SQL for Data Science with R Final Assignment

Assignment Scenario

Congratulations! You have just been hired by a US Venture Capital firm as a data analyst.

The company is considering foreign grain markets to help meet its supply chain requirements for its recent investments in the microbrewery and microdistillery industry, which is involved with the production and distribution of craft beers and spirits.

Your first task is to provide a high level analysis of crop production in Canada. Your stakeholders want to understand the current and historical performance of certain crop types in terms of supply and price volatility. For now they are mainly interested in a macro-view of Canada’s crop farming industry, and how it relates to the relative value of the Canadian and US dollars.

Introduction

Using this R notebook you will:

Understand four datasets
Load the datasets into four separate tables in a Db2 database
Execute SQL queries unsing the RODBC R package to answer assignment questions

Understand the datasets

To complete the assignment problems in this notebook you will be using subsetted snapshots of two datasets from Statistics Canada, and one from the Bank of Canada. The links to the prepared datasets are provided in the next section; the interested student can explore the landing pages for the source datasets as follows:

1. Canadian Principal Crops Data

This dataset contains agricultural production measures for the principle crops grown in Canada, including a breakdown by province and teritory, for each year from 1908 to 2020.

For this assignment you will use a preprocessed snapshot of this dataset (see below).

A detailed description of this dataset can be obtained from the StatsCan Data Portal at: https://www150.statcan.gc.ca/t1/tbl1/en/tv.action?pid=3210035901
Detailed information is included in the metadata file and as header text in the data file, which can be downloaded - look for the ‘download options’ link.

2. Farm product prices

This dataset contains monthly average farm product prices for Canadian crops and livestock by province and teritory, from 1980 to 2020 (or ‘last year’, whichever is greatest).

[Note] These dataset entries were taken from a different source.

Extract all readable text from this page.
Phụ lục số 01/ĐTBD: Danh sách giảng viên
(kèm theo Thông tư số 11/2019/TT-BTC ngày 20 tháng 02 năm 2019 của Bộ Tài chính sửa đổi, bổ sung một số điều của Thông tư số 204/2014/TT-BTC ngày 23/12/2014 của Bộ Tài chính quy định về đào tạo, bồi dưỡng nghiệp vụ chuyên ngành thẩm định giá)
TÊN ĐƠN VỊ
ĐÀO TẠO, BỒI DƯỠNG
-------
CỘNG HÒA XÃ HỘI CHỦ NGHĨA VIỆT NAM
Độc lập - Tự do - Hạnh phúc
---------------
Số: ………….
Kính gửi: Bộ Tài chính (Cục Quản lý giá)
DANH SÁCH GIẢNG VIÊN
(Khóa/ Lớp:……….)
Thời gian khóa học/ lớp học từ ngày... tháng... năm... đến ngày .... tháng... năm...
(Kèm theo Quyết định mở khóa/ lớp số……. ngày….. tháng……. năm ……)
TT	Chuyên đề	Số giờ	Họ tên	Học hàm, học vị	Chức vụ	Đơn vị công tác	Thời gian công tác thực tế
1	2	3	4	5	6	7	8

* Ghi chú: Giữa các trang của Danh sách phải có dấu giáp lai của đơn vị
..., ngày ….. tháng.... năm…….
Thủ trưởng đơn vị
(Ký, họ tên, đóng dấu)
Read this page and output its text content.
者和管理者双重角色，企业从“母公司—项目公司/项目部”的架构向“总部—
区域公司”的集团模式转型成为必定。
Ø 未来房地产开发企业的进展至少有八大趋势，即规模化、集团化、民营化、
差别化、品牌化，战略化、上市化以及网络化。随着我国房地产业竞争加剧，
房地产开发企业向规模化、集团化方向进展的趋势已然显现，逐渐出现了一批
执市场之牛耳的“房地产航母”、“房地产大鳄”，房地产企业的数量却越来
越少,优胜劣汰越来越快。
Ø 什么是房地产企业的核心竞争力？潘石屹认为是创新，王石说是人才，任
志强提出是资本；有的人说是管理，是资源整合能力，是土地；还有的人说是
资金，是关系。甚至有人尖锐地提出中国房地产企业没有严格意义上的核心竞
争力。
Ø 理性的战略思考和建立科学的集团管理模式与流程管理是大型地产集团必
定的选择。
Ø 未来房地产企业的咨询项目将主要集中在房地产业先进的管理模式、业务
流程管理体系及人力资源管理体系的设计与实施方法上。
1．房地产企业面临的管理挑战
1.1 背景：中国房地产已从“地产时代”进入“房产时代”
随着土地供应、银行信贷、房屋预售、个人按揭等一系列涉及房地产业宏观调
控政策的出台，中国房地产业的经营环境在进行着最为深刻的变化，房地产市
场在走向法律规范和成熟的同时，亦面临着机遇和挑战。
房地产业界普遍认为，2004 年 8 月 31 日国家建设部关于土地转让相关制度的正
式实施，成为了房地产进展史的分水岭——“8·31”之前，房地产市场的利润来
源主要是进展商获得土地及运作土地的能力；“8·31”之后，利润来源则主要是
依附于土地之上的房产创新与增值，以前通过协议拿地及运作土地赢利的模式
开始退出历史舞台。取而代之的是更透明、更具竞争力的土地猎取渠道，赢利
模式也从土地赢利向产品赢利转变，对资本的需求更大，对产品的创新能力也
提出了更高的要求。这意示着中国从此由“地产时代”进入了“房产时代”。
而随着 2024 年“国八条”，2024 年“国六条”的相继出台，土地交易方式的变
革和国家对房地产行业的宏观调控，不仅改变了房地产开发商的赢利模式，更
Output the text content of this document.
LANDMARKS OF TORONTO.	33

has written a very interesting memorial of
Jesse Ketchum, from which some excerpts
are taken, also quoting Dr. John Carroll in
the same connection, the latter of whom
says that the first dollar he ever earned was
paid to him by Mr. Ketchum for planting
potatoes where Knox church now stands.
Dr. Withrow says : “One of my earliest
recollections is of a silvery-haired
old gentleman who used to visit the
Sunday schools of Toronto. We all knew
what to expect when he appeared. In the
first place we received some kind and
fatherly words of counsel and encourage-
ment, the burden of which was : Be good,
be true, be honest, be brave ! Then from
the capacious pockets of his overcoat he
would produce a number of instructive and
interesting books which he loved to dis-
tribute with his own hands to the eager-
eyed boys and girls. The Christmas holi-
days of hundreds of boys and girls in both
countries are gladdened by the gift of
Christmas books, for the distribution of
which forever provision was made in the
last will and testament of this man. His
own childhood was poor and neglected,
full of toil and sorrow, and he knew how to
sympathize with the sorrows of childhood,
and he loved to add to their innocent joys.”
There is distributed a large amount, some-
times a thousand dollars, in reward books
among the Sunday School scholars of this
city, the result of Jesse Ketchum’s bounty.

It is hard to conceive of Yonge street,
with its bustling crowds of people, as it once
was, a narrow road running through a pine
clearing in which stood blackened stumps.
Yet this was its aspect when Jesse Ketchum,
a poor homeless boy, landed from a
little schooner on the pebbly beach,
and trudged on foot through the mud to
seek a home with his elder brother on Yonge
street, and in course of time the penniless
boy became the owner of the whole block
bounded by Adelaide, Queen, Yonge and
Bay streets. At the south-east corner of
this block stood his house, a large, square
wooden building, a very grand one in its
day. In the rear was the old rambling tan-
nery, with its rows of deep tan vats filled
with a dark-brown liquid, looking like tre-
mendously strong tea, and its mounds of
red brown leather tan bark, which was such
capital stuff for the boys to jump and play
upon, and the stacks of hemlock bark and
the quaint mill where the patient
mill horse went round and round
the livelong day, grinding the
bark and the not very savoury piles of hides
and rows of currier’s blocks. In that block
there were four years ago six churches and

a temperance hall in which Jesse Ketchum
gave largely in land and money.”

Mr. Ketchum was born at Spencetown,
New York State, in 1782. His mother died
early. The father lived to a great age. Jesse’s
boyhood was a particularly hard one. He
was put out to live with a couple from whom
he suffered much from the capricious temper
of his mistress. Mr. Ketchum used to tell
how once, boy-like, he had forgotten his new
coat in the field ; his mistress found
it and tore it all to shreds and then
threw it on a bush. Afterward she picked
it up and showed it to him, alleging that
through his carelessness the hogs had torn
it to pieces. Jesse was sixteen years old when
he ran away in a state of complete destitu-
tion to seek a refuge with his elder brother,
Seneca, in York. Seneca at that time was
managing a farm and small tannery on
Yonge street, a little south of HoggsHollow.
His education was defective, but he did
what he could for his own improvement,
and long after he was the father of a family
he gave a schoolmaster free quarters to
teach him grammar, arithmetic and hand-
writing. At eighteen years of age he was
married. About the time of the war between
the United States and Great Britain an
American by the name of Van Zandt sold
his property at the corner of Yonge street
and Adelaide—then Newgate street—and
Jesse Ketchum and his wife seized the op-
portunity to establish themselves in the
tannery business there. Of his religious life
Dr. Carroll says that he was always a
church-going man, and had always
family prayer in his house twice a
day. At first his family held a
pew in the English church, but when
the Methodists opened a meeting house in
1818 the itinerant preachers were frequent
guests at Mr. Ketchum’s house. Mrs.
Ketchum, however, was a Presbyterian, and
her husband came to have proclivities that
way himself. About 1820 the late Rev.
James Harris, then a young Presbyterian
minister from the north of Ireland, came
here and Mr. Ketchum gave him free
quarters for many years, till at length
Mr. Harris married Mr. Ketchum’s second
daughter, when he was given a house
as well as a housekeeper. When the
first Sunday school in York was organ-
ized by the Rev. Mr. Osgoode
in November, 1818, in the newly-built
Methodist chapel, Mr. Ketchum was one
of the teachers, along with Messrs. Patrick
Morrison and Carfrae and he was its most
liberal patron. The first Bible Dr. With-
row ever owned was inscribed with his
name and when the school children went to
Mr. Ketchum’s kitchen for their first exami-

For this assignment you will use a preprocessed snapshot of this dataset (see below).

A description of this dataset can be obtained from the StatsCan Data Portal at: https://www150.statcan.gc.ca/t1/tbl1/en/tv.action?pid=3210007701 The information is included in the metadata file, which can be downloaded - look for the ‘download options’ link.

3. Bank of Canada daily average exchange rates

This dataset contains the daily average exchange rates for multiple foreign currencies. Exchange rates are expressed as 1 unit of the foreign currency converted into Canadian dollars. It includes only the latest four years of data, and the rates are published once each business day by 16:30 ET.

For this assignment you will use a snapshot of this dataset with only the USD-CAD exchange rates included (see next section). We have also prepared a monthly averaged version which you will be using below.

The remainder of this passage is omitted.